The timing is loud. Two days earlier, OpenAI shipped a Codex update that pushed Codex out of the IDE and onto the whole desktop. The week before that, Anthropic dropped Opus 4.7, the model that powers most of Cursor’s “Auto” mode. Cursor’s pricing power is downstream of those two companies’ API rates. That’s the part the deck doesn’t show.
The competitive shape
Cursor’s revenue numbers are wild, but they sit on a thin platform. The $2B ARR figure was reported by The Information in February and Anysphere has not formally disclosed it. The $6B end-of-year forecast assumes that enterprise growth keeps compounding through Q4, which depends on a few things outside the company’s control: Anthropic not pulling its API access, OpenAI not undercutting on price, and Microsoft not bundling Copilot Pro into every Office seat.
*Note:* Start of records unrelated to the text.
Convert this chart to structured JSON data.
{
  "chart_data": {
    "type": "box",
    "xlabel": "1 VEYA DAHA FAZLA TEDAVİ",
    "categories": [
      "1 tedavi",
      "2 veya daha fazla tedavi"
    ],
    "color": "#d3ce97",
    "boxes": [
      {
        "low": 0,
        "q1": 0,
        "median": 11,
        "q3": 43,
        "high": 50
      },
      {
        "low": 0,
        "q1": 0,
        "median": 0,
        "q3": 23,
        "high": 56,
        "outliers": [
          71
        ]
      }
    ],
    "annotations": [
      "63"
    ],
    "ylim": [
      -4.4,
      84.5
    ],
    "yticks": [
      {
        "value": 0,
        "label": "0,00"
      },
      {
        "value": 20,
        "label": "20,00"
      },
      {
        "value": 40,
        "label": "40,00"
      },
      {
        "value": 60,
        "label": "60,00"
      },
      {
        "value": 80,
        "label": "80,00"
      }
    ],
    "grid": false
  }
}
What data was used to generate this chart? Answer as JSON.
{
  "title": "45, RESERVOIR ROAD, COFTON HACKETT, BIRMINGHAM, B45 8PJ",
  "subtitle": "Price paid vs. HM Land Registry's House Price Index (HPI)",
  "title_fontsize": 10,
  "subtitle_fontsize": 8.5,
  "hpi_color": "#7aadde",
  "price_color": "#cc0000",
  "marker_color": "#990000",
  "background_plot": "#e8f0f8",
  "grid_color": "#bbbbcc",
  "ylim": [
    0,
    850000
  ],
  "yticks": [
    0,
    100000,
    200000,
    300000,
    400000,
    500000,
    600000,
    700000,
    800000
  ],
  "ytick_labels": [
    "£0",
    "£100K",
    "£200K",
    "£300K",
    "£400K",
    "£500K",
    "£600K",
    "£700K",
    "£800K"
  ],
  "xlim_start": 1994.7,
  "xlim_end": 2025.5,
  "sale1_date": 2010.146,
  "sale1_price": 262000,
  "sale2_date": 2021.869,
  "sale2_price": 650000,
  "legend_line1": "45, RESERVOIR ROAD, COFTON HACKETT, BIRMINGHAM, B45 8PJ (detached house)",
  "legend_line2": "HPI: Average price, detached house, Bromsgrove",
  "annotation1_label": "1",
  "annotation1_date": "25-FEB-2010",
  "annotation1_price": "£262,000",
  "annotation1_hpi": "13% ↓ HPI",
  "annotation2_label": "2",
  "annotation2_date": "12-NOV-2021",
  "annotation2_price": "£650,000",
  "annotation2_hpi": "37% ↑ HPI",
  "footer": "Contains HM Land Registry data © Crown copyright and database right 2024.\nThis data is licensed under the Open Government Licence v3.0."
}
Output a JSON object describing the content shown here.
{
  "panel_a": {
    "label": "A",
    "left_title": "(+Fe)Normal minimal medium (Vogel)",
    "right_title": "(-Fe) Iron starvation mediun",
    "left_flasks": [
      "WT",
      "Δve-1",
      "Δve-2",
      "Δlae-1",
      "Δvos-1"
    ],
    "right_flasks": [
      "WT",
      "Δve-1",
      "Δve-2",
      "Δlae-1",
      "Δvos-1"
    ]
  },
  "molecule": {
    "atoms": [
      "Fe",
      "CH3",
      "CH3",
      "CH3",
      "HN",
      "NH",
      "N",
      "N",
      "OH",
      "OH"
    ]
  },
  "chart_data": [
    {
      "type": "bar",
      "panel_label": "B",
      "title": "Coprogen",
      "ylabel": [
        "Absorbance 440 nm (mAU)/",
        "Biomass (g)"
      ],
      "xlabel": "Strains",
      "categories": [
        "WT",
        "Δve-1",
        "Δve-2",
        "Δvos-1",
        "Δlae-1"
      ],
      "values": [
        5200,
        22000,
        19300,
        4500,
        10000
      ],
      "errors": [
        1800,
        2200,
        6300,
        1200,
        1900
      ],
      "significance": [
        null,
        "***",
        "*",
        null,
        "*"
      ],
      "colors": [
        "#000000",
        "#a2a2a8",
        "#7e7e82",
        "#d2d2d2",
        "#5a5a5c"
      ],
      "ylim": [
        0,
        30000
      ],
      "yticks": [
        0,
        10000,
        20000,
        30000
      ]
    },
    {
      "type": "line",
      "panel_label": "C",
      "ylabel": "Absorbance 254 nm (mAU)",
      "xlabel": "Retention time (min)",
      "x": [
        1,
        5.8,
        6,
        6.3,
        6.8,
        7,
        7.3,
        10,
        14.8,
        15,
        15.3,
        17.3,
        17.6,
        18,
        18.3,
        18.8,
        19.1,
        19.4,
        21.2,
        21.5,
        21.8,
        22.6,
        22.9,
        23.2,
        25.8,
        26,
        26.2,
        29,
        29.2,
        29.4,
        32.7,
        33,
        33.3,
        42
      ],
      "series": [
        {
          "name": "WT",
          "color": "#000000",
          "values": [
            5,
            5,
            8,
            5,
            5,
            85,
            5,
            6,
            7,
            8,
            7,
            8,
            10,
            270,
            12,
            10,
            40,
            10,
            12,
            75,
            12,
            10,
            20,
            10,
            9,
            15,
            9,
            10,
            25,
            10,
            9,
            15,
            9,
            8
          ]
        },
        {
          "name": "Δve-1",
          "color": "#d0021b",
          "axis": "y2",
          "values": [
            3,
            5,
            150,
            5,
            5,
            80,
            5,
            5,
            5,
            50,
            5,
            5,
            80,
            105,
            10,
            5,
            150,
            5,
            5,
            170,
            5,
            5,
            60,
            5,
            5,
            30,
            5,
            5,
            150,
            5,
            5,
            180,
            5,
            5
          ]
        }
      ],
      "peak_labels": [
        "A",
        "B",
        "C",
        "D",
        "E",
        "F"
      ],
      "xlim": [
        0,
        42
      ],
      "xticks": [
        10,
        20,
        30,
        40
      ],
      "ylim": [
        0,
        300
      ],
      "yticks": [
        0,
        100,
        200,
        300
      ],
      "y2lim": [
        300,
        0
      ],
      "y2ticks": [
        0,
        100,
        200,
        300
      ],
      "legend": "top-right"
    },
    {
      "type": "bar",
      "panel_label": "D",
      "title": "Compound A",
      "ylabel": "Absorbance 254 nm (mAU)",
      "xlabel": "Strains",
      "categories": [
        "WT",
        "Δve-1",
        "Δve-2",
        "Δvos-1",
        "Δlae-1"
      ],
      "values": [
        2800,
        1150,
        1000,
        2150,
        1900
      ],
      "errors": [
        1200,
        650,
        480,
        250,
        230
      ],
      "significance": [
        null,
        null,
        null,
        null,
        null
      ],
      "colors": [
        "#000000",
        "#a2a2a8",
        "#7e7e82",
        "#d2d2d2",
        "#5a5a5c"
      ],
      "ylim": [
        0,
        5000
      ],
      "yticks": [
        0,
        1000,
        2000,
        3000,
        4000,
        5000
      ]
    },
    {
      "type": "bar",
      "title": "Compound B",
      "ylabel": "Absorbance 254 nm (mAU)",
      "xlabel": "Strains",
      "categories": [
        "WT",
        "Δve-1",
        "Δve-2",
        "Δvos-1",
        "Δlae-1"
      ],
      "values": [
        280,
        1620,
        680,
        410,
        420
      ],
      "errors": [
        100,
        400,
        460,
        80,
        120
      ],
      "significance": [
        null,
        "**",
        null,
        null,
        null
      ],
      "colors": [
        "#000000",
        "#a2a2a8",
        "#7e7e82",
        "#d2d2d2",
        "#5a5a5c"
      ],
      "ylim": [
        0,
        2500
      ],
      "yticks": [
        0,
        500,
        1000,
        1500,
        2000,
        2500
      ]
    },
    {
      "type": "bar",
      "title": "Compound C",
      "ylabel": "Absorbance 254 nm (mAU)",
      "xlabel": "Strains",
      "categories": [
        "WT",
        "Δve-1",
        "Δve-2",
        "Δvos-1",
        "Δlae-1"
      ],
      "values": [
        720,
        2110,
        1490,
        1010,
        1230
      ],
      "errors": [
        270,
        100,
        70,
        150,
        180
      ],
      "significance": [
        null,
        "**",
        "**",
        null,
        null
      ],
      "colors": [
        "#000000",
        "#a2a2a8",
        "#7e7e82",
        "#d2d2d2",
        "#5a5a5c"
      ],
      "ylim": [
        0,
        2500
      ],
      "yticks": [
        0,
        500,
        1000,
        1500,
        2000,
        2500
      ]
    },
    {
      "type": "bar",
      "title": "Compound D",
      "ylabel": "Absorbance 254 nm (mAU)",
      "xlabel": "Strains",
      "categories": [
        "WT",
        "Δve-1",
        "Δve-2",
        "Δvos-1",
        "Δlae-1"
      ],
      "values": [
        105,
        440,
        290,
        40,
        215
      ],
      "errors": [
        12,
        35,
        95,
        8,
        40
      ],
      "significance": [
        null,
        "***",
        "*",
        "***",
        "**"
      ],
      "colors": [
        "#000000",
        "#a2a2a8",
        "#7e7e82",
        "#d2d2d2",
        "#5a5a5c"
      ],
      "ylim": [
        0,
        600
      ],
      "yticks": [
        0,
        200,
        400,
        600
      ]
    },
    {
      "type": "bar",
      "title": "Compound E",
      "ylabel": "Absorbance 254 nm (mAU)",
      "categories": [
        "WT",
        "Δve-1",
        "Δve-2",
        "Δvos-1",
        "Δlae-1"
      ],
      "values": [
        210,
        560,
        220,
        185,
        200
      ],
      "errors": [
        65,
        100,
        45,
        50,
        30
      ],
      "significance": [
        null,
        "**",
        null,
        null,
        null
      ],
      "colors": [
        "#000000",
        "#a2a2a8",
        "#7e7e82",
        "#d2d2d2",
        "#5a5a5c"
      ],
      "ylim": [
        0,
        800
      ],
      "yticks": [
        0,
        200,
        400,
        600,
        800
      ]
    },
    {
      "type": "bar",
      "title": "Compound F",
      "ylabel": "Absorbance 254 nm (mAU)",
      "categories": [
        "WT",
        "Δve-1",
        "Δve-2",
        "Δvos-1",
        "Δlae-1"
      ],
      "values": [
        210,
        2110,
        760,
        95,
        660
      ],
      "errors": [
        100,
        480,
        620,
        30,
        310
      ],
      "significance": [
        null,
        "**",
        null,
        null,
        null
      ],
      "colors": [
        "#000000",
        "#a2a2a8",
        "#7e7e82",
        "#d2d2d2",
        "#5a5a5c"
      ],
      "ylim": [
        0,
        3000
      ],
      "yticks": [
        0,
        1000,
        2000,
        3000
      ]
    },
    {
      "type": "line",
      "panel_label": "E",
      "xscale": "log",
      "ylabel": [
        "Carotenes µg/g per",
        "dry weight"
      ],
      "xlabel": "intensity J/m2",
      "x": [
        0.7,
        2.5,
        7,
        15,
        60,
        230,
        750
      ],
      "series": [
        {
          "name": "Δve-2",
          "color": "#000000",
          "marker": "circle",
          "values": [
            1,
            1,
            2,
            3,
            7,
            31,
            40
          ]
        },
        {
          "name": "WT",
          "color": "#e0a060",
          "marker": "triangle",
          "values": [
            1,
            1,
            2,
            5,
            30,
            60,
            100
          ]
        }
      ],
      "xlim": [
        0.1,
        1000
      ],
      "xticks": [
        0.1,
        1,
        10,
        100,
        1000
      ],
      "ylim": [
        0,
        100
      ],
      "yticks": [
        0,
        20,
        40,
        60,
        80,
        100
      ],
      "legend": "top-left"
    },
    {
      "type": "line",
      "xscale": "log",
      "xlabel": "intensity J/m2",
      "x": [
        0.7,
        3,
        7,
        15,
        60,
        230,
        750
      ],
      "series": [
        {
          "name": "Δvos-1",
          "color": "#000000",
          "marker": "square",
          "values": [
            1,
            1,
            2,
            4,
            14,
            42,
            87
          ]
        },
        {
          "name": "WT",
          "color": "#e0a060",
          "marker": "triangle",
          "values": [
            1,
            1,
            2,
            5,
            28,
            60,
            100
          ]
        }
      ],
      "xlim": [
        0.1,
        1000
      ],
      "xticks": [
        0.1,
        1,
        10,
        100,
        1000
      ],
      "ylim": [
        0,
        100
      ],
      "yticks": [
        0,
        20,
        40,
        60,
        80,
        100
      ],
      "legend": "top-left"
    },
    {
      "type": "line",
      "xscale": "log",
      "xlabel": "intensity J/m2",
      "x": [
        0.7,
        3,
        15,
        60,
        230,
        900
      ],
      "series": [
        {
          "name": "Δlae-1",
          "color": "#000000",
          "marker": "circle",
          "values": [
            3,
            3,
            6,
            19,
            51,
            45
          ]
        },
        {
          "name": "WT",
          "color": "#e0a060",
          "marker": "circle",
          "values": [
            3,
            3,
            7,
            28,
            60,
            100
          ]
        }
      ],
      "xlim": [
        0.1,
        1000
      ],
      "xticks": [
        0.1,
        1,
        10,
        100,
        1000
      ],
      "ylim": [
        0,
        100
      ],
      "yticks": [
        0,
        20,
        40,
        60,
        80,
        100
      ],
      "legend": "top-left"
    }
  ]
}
It also assumes that the indie tier doesn’t break. Cursor’s Pro plan is $20 a month. The inference cost on a heavy user running Auto mode against Opus 4.7 can clear that in a single working day. The company has been throttling, as users on r/cursor have documented all year, but throttling churns the exact users who turn into enterprise champions.
What this means for you
If you bill clients for code, the next 12 months are an arms race you don’t have to pick a side in. Cursor at $50B isn’t a bet that one tool wins; it’s a bet that editor is the right shape for the AI work surface, against Claude Code’s terminal and OpenAI’s desktop agent. Pick the one your team uses, watch your inference bill, and don’t sign an annual until you’ve tested the August update. If you’re an investor: the per-seat losses on indies are the real number to interrogate, not the $6B forecast. Enterprise revenue can carry positive margins. Indie seats are an acquisition channel that costs more than they pay, and that math only works if Anysphere either raises individual prices or drives inference cost down faster than usage grows. Watch which one happens first.